Bioartificial Cardiac Patches Functionalized with Apelin-13 Increase Cardiac C-Type Natriuretic Peptide Expression in Infarcted Rats

Background: recently, regenerative medicine has introduced a new branch of science that facilitates the repair of damaged tissues and organs in acute myocardial infarction. This study explores the role of the C-type natriuretic peptide (CNP) system in myocardial infarction (MI) and its modulation by Apelin-13 functionalized patches (A-13p). Methods: using an experimental rat model of ischemia/reperfusion, the rats were divided into four groups: Sham, Infarct, Sham with A-13p, and Infarct with A-13p. Cardiac tissue from the infarct, border, and remote zones was analyzed for CNP and its receptors’ mRNA expression via Real-Time PCR. Results: histological analysis, 4 weeks post A-13p implantation, showed no damage from A-13p implantation in either MI or Sham groups, with reduced left ventricle wall thinning in the Infarct group treated with A-13p. CNP mRNA expression was higher in the infarcted groups (p = ns), especially in the border/infarct zone (BZ + IZ), compared to the Sham group (p = 0.05).
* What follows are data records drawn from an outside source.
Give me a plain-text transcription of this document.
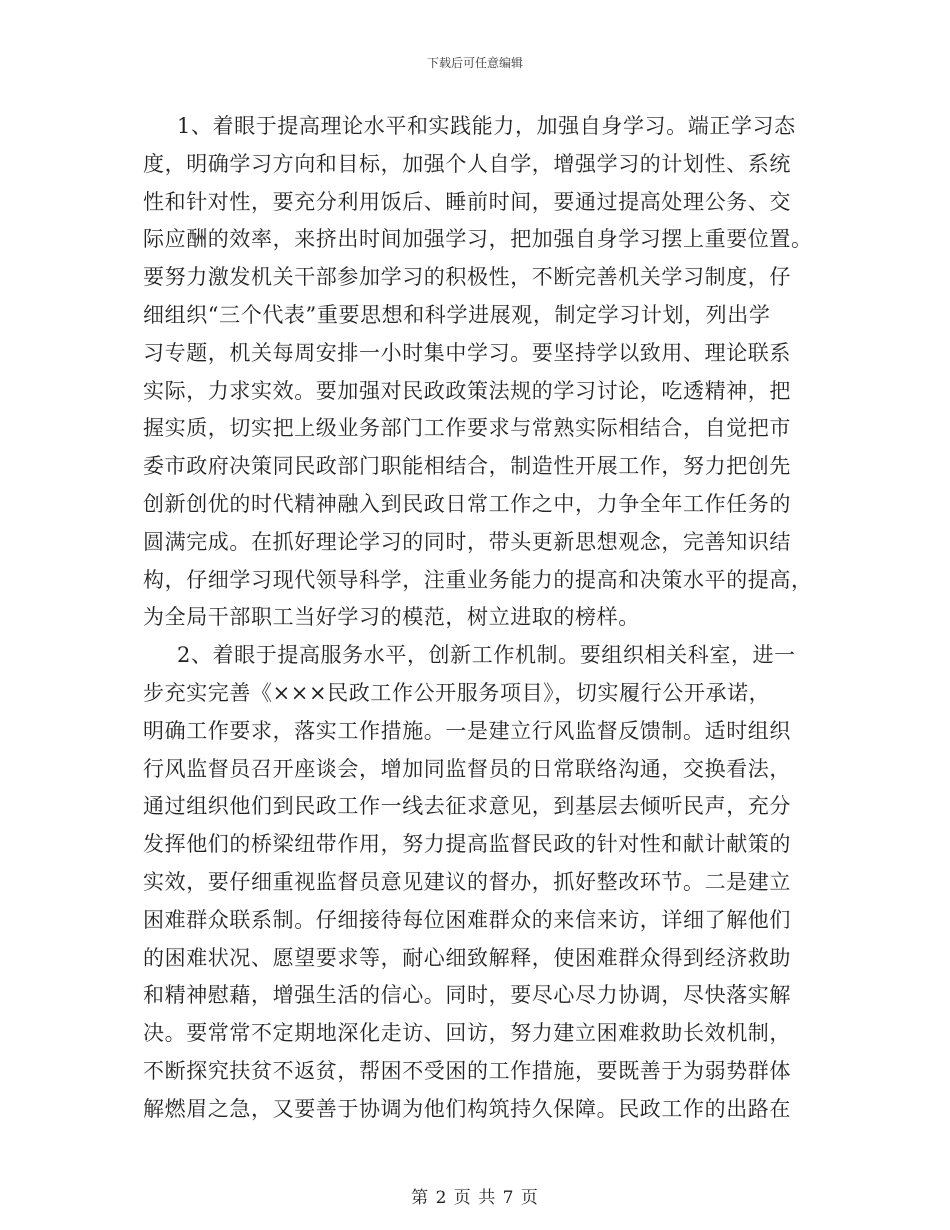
下载后可任意编辑
1、着眼于提高理论水平和实践能力，加强自身学习。端正学习态
度，明确学习方向和目标，加强个人自学，增强学习的计划性、系统
性和针对性，要充分利用饭后、睡前时间，要通过提高处理公务、交
际应酬的效率，来挤出时间加强学习，把加强自身学习摆上重要位置。
要努力激发机关干部参加学习的积极性，不断完善机关学习制度，仔
细组织“三个代表”重要思想和科学进展观，制定学习计划，列出学
习专题，机关每周安排一小时集中学习。要坚持学以致用、理论联系
实际，力求实效。要加强对民政政策法规的学习讨论，吃透精神，把
握实质，切实把上级业务部门工作要求与常熟实际相结合，自觉把市
委市政府决策同民政部门职能相结合，制造性开展工作，努力把创先
创新创优的时代精神融入到民政日常工作之中，力争全年工作任务的
圆满完成。在抓好理论学习的同时，带头更新思想观念，完善知识结
构，仔细学习现代领导科学，注重业务能力的提高和决策水平的提高，
为全局干部职工当好学习的模范，树立进取的榜样。
2、着眼于提高服务水平，创新工作机制。要组织相关科室，进一
步充实完善《×××民政工作公开服务项目》，切实履行公开承诺，
明确工作要求，落实工作措施。一是建立行风监督反馈制。适时组织
行风监督员召开座谈会，增加同监督员的日常联络沟通，交换看法，
通过组织他们到民政工作一线去征求意见，到基层去倾听民声，充分
发挥他们的桥梁纽带作用，努力提高监督民政的针对性和献计献策的
实效，要仔细重视监督员意见建议的督办，抓好整改环节。二是建立
困难群众联系制。仔细接待每位困难群众的来信来访，详细了解他们
的困难状况、愿望要求等，耐心细致解释，使困难群众得到经济救助
和精神慰藉，增强生活的信心。同时，要尽心尽力协调，尽快落实解
决。要常常不定期地深化走访、回访，努力建立困难救助长效机制，
不断探究扶贫不返贫，帮困不受困的工作措施，要既善于为弱势群体
解燃眉之急，又要善于协调为他们构筑持久保障。民政工作的出路在
第 2 页 共 7 页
NPR-B receptor expression was higher in the RZ than in (BZ + IZ), both in the absence (p = 0.02) and presence of patches (p = 0.01), while NPR-C expression was lower. No significant differences were observed in VEGF mRNA levels across the groups. Conclusions: the findings suggest that the CNP system is involved in MI and that A-13p modulates CNP expression, highlighting CNP as a potential target for therapeutic strategies aimed at regulating vascular remodeling and angiogenesis in MI treatment.